Today I am compelled to veer from my mother and family and look at another family, another generation with problems beyond the scope of my understanding. Problems that result not from their own doing but from this family's physical presence in a land beseiged by violence. A land where political unrest, religion and hatred have caused their world to explode, figuratively and literally. And in the midst of it a child pays the price.
The lead story in the Maine Sunday Telegram today tells the tale of this child and how a sniper's bullet shattered her skull and left such damage that after multiple surgeries in Iraq she was left with a dangerously unprotected brain. A situation that could end her life with a bump to the head.
This little girl now rests in our hospital, my hospital, under the expert care of two of the finest surgeons in Maine. Knowing their work as I do I suggest that they stand out farther than just Maine in their expertise, skill and dedication to their patients. And for the hospital itself, the donation of time, services and compassion are unsurpassed.
With that being said, as the Director of a mission team and participant for many years in medical mission work I have to question the long lasting results of bringing patients from other areas of the world to our hospitals for treatment. How much better is it to bring our services to them? To bring our skills, our equipment, our physicians and nurses and therapists to their hospitals to teach. To train the doctors and nurses there to care for their people and let them train the next generation of health care workers how to replace the missing piece of a child's skull, how to surgically repair a hole between the chambers of a heart (a relatively common birth defect), how to repair the damage of birth, accident or war.

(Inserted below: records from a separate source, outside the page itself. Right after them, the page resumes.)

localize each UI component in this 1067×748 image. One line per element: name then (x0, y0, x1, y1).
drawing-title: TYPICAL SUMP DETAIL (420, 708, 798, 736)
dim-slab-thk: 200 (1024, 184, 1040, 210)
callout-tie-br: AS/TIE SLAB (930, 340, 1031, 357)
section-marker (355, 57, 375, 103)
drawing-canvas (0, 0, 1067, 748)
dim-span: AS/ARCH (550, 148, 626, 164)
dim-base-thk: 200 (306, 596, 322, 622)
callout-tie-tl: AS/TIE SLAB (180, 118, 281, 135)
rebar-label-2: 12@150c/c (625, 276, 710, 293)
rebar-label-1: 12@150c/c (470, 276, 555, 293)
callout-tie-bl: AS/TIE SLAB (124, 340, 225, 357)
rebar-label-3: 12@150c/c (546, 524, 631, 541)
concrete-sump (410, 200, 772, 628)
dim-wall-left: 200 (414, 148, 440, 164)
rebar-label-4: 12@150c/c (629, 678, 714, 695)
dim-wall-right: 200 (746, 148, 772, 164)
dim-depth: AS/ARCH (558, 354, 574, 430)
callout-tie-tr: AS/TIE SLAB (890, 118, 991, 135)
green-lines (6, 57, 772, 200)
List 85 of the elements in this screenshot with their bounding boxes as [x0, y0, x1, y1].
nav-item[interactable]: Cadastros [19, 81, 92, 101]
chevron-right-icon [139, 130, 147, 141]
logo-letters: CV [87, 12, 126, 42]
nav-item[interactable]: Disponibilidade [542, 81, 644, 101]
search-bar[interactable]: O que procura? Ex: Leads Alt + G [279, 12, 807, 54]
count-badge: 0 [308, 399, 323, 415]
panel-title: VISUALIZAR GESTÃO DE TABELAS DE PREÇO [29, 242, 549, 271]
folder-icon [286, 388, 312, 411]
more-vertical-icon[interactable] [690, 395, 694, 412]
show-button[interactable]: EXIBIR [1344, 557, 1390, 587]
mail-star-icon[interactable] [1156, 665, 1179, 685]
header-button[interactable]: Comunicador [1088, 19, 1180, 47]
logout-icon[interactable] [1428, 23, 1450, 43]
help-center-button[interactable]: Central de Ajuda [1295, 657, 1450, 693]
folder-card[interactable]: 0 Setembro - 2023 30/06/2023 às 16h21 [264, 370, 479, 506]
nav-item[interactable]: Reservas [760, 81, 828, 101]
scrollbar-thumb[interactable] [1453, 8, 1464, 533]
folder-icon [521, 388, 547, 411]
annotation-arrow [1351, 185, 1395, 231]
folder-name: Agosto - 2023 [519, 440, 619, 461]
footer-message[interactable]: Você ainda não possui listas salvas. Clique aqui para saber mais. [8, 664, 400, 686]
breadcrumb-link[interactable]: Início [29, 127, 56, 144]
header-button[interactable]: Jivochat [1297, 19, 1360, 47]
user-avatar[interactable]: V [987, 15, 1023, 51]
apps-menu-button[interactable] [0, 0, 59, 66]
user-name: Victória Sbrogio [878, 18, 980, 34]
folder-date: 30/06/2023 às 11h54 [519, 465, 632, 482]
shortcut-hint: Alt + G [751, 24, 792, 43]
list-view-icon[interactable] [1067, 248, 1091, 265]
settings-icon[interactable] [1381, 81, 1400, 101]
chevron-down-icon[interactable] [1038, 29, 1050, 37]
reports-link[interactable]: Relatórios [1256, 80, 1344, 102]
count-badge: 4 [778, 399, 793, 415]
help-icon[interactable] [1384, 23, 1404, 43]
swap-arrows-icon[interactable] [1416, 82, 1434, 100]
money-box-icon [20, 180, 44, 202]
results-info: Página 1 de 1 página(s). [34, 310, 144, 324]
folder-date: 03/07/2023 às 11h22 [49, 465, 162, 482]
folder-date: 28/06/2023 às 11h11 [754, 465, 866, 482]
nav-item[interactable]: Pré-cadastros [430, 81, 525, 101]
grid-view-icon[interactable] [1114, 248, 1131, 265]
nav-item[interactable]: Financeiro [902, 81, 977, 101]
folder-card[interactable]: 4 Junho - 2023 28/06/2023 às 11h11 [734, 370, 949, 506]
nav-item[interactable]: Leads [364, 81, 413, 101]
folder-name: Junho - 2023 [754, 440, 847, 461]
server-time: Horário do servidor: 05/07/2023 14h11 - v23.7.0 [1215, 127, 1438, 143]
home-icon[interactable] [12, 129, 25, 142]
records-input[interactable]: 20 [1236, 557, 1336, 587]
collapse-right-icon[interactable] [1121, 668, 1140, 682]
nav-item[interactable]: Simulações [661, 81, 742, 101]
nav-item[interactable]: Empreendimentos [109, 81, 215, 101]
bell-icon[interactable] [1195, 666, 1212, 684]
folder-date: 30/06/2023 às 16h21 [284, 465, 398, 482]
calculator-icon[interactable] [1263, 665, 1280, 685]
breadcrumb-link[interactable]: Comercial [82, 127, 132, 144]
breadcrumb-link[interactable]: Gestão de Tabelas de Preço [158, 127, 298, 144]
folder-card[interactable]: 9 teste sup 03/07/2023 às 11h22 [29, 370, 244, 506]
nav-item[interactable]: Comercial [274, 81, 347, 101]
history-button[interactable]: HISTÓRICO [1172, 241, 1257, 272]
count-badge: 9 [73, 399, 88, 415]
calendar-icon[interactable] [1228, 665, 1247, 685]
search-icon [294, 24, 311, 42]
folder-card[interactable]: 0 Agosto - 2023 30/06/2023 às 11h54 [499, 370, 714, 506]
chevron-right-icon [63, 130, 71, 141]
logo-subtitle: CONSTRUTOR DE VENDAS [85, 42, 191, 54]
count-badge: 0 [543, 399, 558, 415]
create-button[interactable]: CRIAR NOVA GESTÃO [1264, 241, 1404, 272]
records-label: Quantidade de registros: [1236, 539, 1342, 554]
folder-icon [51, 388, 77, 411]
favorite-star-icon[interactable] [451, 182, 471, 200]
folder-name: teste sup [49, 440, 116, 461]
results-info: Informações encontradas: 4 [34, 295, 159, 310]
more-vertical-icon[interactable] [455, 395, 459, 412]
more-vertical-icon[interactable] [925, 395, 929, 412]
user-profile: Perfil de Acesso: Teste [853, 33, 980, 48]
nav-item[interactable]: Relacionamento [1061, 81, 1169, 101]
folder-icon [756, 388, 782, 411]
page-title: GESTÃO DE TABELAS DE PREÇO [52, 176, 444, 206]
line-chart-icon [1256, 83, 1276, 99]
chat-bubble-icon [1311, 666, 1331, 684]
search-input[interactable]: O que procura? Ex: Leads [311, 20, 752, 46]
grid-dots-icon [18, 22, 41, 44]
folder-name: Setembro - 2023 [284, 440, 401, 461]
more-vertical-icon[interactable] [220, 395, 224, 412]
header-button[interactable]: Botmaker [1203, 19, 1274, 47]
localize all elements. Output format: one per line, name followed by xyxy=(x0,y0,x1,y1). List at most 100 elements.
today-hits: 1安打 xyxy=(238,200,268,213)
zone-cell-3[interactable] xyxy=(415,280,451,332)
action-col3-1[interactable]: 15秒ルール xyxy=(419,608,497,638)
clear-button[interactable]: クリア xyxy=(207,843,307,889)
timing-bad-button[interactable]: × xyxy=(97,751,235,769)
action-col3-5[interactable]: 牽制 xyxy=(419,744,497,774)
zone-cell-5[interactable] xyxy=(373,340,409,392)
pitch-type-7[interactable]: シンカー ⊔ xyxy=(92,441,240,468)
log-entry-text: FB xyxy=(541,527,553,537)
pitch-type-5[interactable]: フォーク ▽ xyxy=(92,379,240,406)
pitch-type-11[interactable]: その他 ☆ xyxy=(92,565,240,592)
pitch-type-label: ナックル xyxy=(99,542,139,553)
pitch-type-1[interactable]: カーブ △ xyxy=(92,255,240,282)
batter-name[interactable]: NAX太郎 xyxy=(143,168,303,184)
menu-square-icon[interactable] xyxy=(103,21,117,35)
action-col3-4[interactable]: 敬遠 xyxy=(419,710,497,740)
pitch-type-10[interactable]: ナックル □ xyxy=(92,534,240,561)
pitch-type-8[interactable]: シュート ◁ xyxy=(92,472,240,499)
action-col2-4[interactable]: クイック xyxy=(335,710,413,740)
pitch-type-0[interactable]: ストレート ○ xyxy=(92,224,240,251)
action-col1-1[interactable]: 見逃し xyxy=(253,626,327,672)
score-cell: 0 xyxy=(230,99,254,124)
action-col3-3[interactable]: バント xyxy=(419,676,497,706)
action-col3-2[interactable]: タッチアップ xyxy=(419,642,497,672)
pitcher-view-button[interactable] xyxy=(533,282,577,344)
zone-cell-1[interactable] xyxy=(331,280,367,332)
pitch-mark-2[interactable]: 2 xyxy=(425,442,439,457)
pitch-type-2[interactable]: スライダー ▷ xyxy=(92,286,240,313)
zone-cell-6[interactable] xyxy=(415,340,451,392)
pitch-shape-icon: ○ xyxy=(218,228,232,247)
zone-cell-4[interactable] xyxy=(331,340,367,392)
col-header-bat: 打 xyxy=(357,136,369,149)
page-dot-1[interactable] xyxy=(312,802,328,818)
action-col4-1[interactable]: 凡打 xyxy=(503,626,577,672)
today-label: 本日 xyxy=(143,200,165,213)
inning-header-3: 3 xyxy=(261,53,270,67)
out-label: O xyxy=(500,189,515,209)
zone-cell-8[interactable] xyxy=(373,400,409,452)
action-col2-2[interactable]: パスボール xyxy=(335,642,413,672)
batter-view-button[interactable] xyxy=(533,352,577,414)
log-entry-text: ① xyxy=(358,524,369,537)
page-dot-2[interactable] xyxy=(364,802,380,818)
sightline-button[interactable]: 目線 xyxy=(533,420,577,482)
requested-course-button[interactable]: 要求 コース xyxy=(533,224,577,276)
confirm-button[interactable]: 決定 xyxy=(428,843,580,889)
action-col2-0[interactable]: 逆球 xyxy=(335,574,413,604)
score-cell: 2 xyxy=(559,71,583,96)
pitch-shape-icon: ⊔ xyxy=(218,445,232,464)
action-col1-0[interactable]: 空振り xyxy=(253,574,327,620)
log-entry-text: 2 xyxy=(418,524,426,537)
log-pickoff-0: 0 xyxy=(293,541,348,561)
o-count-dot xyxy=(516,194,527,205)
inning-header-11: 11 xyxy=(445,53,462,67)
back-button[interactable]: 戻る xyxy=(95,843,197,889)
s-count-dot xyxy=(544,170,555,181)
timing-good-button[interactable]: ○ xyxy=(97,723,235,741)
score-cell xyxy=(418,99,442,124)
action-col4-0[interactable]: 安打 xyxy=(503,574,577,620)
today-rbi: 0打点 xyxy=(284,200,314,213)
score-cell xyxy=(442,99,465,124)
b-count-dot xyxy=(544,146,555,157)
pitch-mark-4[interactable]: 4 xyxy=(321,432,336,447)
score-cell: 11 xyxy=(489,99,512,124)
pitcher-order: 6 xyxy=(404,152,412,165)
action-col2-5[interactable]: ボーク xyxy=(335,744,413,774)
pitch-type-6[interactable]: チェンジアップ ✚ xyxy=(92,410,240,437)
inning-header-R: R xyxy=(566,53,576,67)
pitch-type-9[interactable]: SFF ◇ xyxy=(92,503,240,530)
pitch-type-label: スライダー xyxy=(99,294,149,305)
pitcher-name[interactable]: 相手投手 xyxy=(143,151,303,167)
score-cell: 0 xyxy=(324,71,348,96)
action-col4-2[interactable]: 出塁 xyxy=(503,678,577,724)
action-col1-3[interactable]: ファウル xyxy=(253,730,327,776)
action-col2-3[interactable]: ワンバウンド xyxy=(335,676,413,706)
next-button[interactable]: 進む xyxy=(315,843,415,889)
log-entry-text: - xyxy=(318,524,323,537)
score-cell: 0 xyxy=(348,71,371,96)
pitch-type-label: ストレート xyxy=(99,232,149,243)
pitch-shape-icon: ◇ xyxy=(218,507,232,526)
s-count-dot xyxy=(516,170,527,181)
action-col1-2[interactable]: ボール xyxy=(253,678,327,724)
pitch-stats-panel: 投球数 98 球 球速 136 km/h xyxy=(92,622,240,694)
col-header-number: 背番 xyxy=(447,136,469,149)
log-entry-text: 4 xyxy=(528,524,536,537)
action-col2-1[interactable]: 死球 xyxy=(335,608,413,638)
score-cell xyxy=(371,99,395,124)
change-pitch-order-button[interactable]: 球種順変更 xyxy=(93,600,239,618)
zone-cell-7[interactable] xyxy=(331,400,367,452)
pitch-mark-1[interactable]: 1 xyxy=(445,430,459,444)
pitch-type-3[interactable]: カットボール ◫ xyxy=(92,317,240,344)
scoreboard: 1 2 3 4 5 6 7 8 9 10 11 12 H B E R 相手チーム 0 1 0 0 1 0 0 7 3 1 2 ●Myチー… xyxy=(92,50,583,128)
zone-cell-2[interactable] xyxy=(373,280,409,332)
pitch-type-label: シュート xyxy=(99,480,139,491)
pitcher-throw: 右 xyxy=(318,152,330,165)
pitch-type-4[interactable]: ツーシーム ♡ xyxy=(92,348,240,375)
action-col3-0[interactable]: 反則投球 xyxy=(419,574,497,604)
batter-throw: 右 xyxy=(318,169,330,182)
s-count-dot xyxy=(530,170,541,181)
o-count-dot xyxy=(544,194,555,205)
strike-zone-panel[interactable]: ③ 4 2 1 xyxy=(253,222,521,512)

While I commend my hospital and its physicians for the work they are doing, the restoring of this child, I grieve for the others who will not have access to the privilege of health care. Those who will rely on the hospitals, physicians and nurses of their country who may not have access to the education that will allow them to provide this level of care. I grieve for the doctors and nurses who know the skills exist but are at a loss to attain them through accident of where they exist in the world, the political walls that prevent education.
I look at the pictures in the paper today and while I celebrate the success of this child, of this family and their eventual reunion I can't help but feel overwhleming sadness at the missed opportunity for even greater successes if our physicians had traveled to an area in the world where they could have shared their knowledge and skill with others in their profession. Shared through teaching many who could then teach many more who could then teach many more and on and on, in exponential growth. Think then of the numbers of children and adults who would be saved. Give someone a fish and they eat for a day. Teach someone to fish and they eat for a lifetime.